Он двинулся в обход по заставе, проверяя ее оборону, пытаясь найти и устранить возможные прорехи и бреши.
Под баками, в узком простенке, все так же играли в футбол.
– Отставить! – резко, зло остановил он игру. – Всем – бронежилеты и каски… «Агээсники»!.. Минометчики!.. На позицию! – И, оставляя за спиной изумленных, раздосадованных, расстающихся с забавой солдат, слыша, как они ворчат, неохотно разбредаются, выполняя его приказание, еще раз подумал: «Нет, отсюда они не пойдут!»
Он двигался, огибая кромку заставы, промеряя, просматривая каждый малый участок. Испытывал его на стойкость, на излом, будто мял в руках этот гнутый, зазубренный, бросовый ломоть земли. Изучал его заново, и без того известный ему лучше любого другого места на земном шаре.
Проходил мимо позиции танка. Позиция была пустой. Танк появлялся на заставе только в дни проводки колонн. Занимал место на взгорье, в мелком капонире, прикрывал своей пушкой движение грузовиков вдоль «зеленки». Место, где он стоял, было изрезанно гусеницами, залито соляркой, завалено пустыми пепельно-серыми гильзами.

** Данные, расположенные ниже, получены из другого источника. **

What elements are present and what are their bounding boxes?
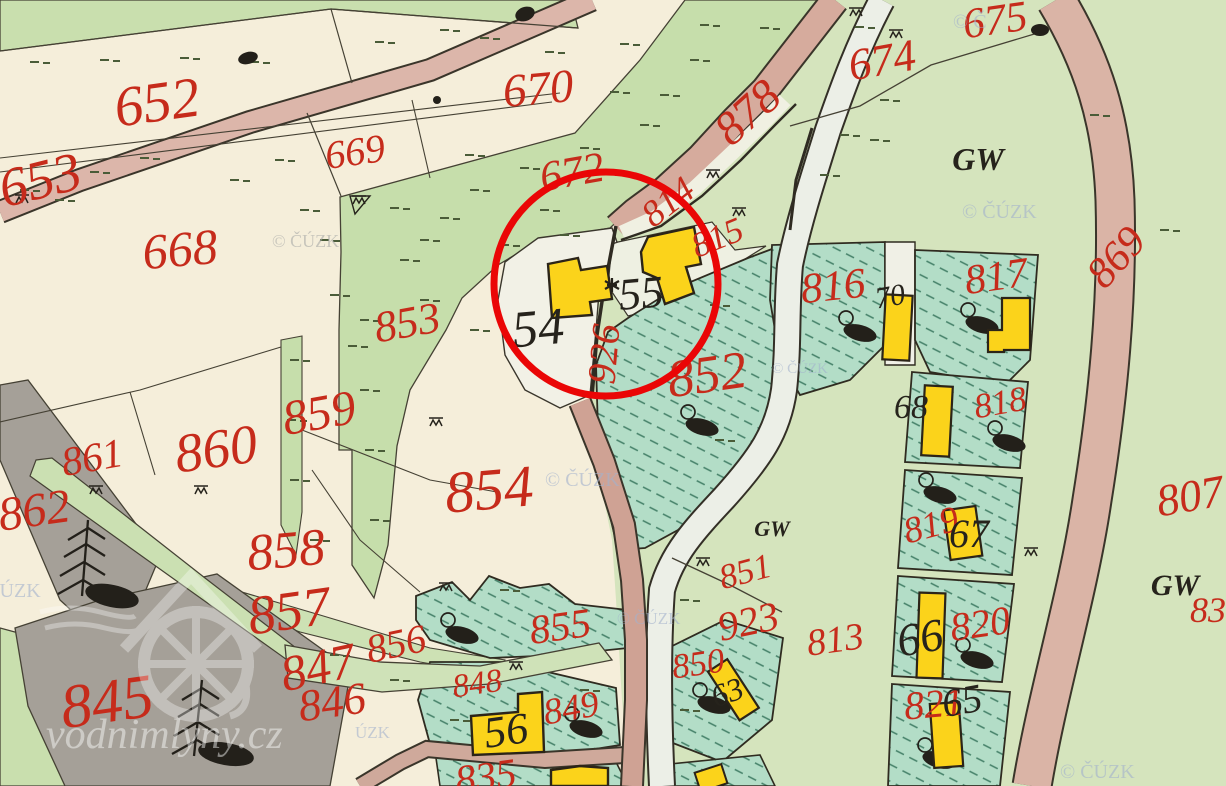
svg-text:© ČÚZK: © ČÚZK [0,578,41,602]
svg-text:65: 65 [938,675,985,726]
svg-text:© ČÚZK: © ČÚZK [1060,759,1135,783]
svg-text:GW: GW [1151,569,1202,602]
svg-text:813: 813 [804,615,866,665]
svg-text:855: 855 [526,599,593,653]
svg-text:926: 926 [578,322,628,386]
svg-text:848: 848 [450,663,505,706]
svg-text:816: 816 [799,260,869,314]
svg-text:669: 669 [322,125,388,178]
svg-text:vodnimlyny.cz: vodnimlyny.cz [46,712,283,758]
svg-text:857: 857 [244,574,337,646]
svg-text:© ČÚZK: © ČÚZK [772,360,828,377]
svg-text:56: 56 [481,703,531,758]
svg-text:817: 817 [962,250,1033,305]
svg-text:68: 68 [894,389,928,426]
svg-text:© ČÚZK: © ČÚZK [272,230,339,251]
svg-text:© ČÚZK: © ČÚZK [962,199,1037,223]
svg-text:70: 70 [872,278,907,316]
svg-text:670: 670 [501,60,576,118]
svg-text:55: 55 [616,266,665,320]
svg-text:860: 860 [171,413,261,485]
svg-text:© Č: © Č [953,9,987,33]
svg-text:854: 854 [442,452,536,525]
svg-text:© ČÚZK: © ČÚZK [545,467,620,491]
svg-text:862: 862 [0,479,73,542]
svg-text:66: 66 [893,608,947,666]
svg-text:820: 820 [947,597,1013,650]
svg-text:67: 67 [949,511,991,556]
svg-text:© ČÚZK: © ČÚZK [617,609,681,628]
svg-text:652: 652 [110,65,203,139]
svg-text:GW: GW [754,516,791,541]
svg-text:GW: GW [952,141,1006,177]
svg-text:ÚZK: ÚZK [355,723,391,742]
svg-text:668: 668 [140,218,220,280]
svg-text:858: 858 [245,519,328,583]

Сразу за танковой позицией начиналась свалка. Залежи ржавых консервных банок, скопившихся здесь за годы существования заставы. Однообразные трапезы из тушенок и каш, консервированной картошки и сгущенки умножали этот завал ржавой жести. Когда дул ветер, изнурительный, однообразно-душный афганец, какая-нибудь его струя залетала в пустую банку, и та начинала тонко подвывать, скулить, монотонно постанывать, утомляя солдат своим однообразным, иссушающим душу воем. Казалось, на свалке стенает и скулит бездомная, забившаяся в ржавую груду собака.